The troops were scattered in Urmia, Tabriz, Rasht and the capital Tehran, mainly around universities, which have been the main sites of protests in recent days, witnesses said.

A student in the capital said he was afraid to leave the Tehran University campus and said there were many police vans outside waiting to arrest students.

Human rights groups count thousands of prisoners, at least 150 dead and hundreds injured in the repression in recent weeks. The country’s security forces are supported by the Basij, a volunteer militia affiliated with Iran’s Revolutionary Guard.
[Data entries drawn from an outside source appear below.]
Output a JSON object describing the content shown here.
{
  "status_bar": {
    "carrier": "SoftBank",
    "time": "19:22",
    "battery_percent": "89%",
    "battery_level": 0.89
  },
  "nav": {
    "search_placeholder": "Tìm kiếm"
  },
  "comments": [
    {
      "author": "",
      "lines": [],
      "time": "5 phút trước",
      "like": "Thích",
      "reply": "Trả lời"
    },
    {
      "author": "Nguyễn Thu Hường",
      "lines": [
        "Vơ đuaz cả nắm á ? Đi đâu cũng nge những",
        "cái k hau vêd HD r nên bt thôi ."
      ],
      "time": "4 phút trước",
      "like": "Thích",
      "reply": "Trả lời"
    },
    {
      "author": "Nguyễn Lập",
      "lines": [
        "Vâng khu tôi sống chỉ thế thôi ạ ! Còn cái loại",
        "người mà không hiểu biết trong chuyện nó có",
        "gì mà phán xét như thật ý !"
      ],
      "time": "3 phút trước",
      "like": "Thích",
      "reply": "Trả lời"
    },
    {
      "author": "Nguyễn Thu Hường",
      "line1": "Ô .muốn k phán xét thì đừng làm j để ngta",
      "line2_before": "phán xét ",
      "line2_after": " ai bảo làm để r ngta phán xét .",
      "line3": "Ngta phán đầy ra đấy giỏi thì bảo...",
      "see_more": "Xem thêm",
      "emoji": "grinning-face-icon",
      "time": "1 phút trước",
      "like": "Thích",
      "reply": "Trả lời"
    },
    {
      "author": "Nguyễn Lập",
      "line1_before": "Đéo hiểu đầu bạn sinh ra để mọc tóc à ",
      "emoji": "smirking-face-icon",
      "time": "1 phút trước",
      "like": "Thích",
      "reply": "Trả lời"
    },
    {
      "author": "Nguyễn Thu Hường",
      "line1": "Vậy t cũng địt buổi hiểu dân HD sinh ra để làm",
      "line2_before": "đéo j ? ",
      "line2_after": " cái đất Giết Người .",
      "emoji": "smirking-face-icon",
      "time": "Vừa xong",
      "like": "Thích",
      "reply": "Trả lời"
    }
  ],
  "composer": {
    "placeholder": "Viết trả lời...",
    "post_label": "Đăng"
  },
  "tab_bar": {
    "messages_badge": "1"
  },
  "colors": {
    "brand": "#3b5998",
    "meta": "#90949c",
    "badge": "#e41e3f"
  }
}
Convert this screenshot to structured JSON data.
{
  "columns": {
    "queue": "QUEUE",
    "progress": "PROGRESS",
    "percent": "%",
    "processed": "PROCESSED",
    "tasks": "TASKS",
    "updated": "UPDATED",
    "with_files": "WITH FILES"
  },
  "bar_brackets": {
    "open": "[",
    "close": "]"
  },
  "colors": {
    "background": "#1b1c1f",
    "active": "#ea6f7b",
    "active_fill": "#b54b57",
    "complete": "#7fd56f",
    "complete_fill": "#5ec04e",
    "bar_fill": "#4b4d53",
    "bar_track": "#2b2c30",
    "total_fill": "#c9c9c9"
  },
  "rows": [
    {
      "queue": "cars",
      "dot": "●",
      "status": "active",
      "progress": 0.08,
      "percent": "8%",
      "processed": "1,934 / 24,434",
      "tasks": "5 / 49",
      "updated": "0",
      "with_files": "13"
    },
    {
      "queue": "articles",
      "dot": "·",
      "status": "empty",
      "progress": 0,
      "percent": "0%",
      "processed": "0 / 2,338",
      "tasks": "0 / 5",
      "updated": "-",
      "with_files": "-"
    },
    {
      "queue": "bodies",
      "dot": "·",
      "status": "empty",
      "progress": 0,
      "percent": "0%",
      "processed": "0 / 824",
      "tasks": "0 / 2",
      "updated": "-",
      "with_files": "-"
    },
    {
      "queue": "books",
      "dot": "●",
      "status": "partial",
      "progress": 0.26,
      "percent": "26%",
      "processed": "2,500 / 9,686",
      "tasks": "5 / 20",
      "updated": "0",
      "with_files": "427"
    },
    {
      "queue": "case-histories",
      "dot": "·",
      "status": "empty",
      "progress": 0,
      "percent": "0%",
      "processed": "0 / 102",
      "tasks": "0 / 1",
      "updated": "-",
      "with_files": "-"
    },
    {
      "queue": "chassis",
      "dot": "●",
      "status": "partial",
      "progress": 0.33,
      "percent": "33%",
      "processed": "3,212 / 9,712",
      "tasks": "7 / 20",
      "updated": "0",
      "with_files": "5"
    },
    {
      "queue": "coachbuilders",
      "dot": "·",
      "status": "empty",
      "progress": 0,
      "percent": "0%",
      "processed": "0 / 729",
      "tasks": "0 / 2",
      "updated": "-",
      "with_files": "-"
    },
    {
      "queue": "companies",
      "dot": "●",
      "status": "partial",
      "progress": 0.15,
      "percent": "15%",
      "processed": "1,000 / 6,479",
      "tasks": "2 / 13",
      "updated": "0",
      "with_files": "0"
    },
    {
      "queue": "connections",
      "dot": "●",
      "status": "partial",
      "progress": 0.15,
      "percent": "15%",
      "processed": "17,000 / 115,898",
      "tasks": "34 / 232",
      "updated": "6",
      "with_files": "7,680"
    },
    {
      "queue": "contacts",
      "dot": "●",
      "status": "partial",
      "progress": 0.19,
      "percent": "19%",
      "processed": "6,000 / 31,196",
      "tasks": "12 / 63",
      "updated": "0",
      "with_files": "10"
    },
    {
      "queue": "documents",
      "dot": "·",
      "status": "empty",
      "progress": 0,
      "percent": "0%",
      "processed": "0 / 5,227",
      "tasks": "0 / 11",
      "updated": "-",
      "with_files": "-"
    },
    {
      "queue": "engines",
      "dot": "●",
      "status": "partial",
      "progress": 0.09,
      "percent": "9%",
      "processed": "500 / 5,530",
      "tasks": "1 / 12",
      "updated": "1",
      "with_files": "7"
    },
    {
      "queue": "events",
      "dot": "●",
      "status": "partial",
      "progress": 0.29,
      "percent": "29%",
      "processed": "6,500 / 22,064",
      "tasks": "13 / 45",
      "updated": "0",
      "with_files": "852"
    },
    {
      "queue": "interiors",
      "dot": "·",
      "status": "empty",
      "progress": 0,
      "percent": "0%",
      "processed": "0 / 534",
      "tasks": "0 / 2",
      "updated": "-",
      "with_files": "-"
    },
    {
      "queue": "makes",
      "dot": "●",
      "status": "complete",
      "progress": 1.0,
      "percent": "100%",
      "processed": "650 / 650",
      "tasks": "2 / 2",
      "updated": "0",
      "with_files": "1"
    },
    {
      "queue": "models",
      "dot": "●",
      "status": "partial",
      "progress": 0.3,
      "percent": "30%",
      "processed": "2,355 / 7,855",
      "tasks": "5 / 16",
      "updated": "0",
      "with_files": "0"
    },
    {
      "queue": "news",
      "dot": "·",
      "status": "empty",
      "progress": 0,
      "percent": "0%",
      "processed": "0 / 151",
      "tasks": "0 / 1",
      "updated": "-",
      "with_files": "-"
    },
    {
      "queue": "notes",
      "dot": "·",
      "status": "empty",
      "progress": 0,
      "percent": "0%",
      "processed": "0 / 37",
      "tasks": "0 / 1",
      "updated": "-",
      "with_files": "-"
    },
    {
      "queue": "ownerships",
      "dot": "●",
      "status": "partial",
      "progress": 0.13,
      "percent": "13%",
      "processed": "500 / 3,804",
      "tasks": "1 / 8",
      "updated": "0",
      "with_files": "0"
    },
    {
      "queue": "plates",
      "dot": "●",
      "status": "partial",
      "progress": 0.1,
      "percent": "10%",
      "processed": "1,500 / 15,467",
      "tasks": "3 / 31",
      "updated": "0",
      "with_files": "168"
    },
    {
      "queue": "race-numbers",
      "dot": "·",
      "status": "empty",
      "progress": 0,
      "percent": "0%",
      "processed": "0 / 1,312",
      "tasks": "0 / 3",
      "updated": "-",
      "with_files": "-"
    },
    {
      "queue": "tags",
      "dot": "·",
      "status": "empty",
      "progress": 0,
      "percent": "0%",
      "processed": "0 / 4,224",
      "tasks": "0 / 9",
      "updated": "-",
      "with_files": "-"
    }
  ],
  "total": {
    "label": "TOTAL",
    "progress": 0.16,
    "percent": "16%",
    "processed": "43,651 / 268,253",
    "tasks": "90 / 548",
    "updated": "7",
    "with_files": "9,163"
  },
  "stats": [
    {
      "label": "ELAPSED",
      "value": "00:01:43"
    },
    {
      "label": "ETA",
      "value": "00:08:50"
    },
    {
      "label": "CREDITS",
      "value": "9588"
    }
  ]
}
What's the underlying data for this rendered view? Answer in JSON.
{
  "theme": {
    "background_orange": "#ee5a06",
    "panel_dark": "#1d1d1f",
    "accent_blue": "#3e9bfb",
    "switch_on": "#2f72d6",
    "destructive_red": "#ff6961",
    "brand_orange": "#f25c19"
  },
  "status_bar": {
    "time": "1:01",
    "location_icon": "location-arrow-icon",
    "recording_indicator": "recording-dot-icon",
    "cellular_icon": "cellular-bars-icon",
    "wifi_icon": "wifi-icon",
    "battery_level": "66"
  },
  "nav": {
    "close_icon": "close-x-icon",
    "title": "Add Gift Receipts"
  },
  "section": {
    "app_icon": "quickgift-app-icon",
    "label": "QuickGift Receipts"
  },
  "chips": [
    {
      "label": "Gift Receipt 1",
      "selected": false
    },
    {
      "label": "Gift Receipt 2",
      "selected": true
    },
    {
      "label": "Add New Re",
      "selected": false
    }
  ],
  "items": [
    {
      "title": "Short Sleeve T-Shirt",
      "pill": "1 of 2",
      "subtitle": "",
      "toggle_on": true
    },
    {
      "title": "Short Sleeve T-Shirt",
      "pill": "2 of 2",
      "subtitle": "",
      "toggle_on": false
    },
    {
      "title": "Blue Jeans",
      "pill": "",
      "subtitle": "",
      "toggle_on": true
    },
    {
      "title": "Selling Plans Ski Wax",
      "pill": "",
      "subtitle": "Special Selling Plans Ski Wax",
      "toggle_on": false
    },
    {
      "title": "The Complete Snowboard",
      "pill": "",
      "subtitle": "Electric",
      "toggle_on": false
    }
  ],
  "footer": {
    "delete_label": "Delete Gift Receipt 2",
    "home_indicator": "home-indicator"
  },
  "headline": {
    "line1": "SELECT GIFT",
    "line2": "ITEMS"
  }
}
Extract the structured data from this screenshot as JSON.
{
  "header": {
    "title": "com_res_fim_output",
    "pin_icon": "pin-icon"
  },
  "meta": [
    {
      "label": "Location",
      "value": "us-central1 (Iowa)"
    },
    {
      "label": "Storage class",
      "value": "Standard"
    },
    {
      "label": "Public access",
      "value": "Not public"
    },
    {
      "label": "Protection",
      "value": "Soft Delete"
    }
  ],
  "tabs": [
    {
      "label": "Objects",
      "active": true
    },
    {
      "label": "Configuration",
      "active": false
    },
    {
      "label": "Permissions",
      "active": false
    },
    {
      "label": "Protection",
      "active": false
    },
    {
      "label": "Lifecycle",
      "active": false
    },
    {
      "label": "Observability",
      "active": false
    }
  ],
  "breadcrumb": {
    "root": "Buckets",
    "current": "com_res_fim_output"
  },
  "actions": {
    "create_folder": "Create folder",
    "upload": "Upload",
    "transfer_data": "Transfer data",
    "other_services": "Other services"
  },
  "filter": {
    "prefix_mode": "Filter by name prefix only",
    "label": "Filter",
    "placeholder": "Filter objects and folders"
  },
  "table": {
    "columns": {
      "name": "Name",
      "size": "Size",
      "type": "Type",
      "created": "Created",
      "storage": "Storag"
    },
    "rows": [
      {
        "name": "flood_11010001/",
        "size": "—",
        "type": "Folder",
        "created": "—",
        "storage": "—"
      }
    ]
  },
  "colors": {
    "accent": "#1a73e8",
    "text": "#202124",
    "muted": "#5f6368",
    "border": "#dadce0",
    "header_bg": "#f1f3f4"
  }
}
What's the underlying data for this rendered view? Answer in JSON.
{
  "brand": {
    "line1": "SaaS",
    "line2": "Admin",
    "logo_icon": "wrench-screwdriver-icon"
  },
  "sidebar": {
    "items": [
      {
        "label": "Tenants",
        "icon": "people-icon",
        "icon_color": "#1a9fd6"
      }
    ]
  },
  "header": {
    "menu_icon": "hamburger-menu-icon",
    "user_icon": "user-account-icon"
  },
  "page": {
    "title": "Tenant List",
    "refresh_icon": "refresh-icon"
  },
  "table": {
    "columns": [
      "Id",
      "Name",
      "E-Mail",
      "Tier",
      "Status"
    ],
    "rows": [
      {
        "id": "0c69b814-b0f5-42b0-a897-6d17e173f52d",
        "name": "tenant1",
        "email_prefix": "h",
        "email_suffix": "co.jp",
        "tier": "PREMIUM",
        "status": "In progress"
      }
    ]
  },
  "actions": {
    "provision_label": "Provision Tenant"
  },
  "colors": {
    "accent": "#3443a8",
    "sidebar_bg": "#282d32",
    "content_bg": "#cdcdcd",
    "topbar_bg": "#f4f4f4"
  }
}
On Wednesday, videos shared on social media showed high school students in Tehran removing their headscarves and chanting “death to Khamenei”, Iran’s supreme leader. The act of removing the veil is a tribute to the dead young woman – Amini, 22, was arrested by Iran’s moral police for not wearing her headscarf properly, an obligation of the country’s Muslim women.

In another video popular on social media, said to have taken place at a school in Shiraz on Tuesday, about 50 schoolgirls surround a member of the Basij militia who had been invited to deliver a speech at the scene shouting “Basij, get out of here!” and “death to Khamenei”. The authenticity of the video could not be confirmed by media outlets.

Different layers of Iranian society have joined the protests since Amini died after being detained in Tehran on 13 September for “inappropriate attire”. The demonstrations have become the biggest challenge for Iran’s clerics in years, with activists calling for the overthrow of the regime founded in 1979.

The protests have gained international repercussion and have received waves of solidarity. This Wednesday, French actresses Marion Cotillard, Juliette Binoche and Isabelle Huppert released a video in which they appear to cut strands of their hair.

“For freedom,” says Binoche, as she cuts a large handful of hair off her head with scissors and then shows it to the camera. The video won the hashtag HairForFreedom (hair for freedom).

The death of a 17-year-old girl since the protests began has become another focal point of protesters’ anger, with activists on Twitter saying Nika Shakarami lost her life in Tehran while protesting Amini’s death.

State media said on Wednesday that the government had opened a court case over Shakarami’s death. The report cites officials claiming that the girl’s death had nothing to do with the protests, that she had fallen from a roof and her body did not contain gunshot wounds.